Perseverance Rover Captures Awesome Video of Helicopter Flying on Mars

Perseverance Rover Captures Awesome Video of Helicopter Flying on Mars

Though Ingenuity continues to break its own records as the first powered, controlled flying machine on another planet, we haven’t had have much visual evidence of its exploits. There’s the telemetry data that NASA scientists receive on Earth, but not much in the way of photos and videos. Happily, NASA has now released the most detailed footage yet of Ingenuity in flight.

The two videos were taken during the rotorcraft’s 13th flight, which took place on September 4. The 16-second flight saw Ingenuity travel nearly 213.36 m horizontally, at an altitude of 7.92 m. The Perseverance rover recorded the rotorcraft’s manoeuvres using its two-camera Mastcam-Z, from a distance of about 304.80 m away.

“The value of Mastcam-Z really shines through with these video clips,” Justin Maki, deputy principal investigator for the Mastcam-Z instrument at NASA’s Jet Propulsion Laboratory in Southern California, said in a NASA press release. “Even at 300 metres away, we get a magnificent closeup of takeoff and landing through Mastcam-Z’s ‘right eye.’ And while the helicopter is little more than a speck in the wide view taken through the ‘left eye,’ it gives viewers a good feel for the size of the environment that Ingenuity is exploring.”

Recently, the scientists at NASA had to program Ingenuity to move a little faster, to compensate for the thinner atmosphere on Mars as the planet’s seasons change. The helicopter’s navigation system is automated and uses artificial intelligence to constantly measure and correct for environmental variables like wind speed and the level of the ground below it.

“It’s awesome to actually get to see this [automatic correction] occur,” said Håvard Grip, Ingenuity’s chief pilot, in the same release. “It reinforces the accuracy of our modelling and our understanding of how to best operate Ingenuity.”
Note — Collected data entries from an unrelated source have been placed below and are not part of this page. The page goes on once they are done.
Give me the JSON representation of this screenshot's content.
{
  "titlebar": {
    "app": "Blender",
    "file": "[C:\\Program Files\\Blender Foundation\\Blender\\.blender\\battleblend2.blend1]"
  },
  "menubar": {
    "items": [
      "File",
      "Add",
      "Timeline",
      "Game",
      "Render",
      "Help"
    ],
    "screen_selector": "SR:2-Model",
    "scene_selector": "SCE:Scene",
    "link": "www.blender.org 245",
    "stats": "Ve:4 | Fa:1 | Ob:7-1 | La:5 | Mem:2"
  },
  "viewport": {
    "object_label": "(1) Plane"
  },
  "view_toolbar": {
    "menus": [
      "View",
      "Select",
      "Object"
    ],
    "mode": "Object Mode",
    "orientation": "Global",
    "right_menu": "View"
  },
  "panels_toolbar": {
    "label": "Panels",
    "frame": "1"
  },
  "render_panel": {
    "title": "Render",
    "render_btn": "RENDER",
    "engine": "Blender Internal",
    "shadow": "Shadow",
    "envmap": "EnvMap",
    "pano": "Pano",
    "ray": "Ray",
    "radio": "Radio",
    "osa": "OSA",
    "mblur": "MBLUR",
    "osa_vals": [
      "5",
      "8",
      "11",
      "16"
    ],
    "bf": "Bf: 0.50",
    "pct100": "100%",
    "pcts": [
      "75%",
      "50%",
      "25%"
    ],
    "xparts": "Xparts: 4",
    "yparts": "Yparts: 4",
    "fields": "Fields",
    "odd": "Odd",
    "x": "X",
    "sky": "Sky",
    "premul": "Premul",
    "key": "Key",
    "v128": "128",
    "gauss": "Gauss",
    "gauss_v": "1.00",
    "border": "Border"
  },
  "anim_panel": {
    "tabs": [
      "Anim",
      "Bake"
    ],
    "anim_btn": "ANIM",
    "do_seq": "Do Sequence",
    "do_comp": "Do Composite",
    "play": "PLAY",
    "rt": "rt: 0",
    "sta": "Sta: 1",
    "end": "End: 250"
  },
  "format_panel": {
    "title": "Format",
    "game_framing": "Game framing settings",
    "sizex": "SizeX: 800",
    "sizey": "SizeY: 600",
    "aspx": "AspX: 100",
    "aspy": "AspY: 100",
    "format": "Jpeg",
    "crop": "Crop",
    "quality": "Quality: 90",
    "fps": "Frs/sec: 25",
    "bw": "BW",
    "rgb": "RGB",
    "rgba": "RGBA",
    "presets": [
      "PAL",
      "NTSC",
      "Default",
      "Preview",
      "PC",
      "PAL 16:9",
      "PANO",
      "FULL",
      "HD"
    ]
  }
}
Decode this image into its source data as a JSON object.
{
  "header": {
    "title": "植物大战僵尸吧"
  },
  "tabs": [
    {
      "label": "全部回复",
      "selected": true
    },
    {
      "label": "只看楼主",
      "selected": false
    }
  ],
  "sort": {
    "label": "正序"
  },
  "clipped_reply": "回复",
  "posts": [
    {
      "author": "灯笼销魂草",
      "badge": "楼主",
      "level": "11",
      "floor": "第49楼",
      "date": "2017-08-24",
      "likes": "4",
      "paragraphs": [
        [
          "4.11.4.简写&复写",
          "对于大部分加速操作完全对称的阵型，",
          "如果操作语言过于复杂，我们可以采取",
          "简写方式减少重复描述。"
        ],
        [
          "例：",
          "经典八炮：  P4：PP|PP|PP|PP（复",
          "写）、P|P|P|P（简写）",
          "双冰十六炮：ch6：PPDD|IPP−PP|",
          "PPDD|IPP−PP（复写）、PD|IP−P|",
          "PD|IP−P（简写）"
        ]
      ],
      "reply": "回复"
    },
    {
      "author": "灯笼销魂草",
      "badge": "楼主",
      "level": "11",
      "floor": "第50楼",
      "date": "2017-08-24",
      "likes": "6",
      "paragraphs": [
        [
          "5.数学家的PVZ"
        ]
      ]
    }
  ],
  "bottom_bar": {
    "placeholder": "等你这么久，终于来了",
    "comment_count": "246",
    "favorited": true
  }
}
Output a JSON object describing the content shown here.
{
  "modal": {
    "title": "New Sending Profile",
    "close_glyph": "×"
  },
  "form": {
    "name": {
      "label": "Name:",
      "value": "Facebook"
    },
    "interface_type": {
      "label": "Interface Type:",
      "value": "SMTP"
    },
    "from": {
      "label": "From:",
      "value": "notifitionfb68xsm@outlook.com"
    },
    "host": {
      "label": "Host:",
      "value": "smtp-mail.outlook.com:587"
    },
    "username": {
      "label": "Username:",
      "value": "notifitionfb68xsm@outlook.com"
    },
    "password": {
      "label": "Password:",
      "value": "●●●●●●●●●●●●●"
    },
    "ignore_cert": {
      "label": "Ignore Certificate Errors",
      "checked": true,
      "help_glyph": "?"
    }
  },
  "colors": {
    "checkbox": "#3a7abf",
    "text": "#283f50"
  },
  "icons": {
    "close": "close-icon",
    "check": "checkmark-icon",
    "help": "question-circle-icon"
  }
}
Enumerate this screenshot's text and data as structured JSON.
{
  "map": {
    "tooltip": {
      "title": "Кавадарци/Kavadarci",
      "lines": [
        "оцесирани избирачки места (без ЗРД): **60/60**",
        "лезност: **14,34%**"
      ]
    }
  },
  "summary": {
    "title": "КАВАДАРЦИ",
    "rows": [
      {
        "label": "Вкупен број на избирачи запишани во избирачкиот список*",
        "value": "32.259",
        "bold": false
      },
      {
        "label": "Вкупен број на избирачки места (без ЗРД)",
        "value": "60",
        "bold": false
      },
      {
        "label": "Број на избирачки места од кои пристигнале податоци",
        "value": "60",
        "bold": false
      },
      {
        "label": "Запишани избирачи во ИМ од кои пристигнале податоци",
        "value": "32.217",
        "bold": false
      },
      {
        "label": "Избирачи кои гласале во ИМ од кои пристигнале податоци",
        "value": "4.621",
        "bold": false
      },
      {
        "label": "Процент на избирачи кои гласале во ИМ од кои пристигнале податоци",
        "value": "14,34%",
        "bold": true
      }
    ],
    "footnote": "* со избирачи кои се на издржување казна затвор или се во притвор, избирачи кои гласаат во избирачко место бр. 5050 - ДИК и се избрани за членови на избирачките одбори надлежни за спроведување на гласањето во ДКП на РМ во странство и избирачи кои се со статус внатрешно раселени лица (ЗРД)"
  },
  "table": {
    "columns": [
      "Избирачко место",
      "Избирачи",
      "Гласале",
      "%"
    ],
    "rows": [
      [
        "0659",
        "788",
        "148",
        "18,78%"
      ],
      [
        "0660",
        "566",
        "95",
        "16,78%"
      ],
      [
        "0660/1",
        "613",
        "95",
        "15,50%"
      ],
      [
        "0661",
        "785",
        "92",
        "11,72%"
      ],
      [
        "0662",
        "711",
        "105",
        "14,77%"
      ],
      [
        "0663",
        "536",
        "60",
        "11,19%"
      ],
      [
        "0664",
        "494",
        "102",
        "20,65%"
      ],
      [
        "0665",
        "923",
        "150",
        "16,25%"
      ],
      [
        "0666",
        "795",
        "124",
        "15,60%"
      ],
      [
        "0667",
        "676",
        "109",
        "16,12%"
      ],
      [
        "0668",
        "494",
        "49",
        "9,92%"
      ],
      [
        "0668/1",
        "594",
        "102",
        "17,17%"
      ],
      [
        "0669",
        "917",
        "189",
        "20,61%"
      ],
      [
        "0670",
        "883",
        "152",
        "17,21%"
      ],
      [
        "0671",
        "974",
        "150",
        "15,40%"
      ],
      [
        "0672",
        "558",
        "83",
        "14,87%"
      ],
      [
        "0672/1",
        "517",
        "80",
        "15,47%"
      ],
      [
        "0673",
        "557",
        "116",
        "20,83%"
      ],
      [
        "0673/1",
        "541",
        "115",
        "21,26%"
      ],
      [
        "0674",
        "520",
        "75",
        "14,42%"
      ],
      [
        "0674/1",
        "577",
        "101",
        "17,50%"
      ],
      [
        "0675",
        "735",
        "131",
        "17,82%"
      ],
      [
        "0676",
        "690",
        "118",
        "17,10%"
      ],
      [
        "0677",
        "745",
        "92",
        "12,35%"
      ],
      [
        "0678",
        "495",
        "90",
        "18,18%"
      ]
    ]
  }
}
On its 13th flight, Ingenuity took 10 images of some interesting rock outcrops on the ground as part of its ongoing scouting mission for Perseverance. The Perseverance rover is basically a rolling geologist (complete with a mini-lab), and Ingenuity, having graduated from being a mere technology demonstration, is now using its flights to locate intriguing rock deposits.

With the solar conjunction over, during which time the Sun interrupted communications between Earth and Mars, Ingenuity will begin its journey back to its first airfield. The road ahead is long for Perseverance rover, but where Ingenuity’s going, it doesn’t need roads.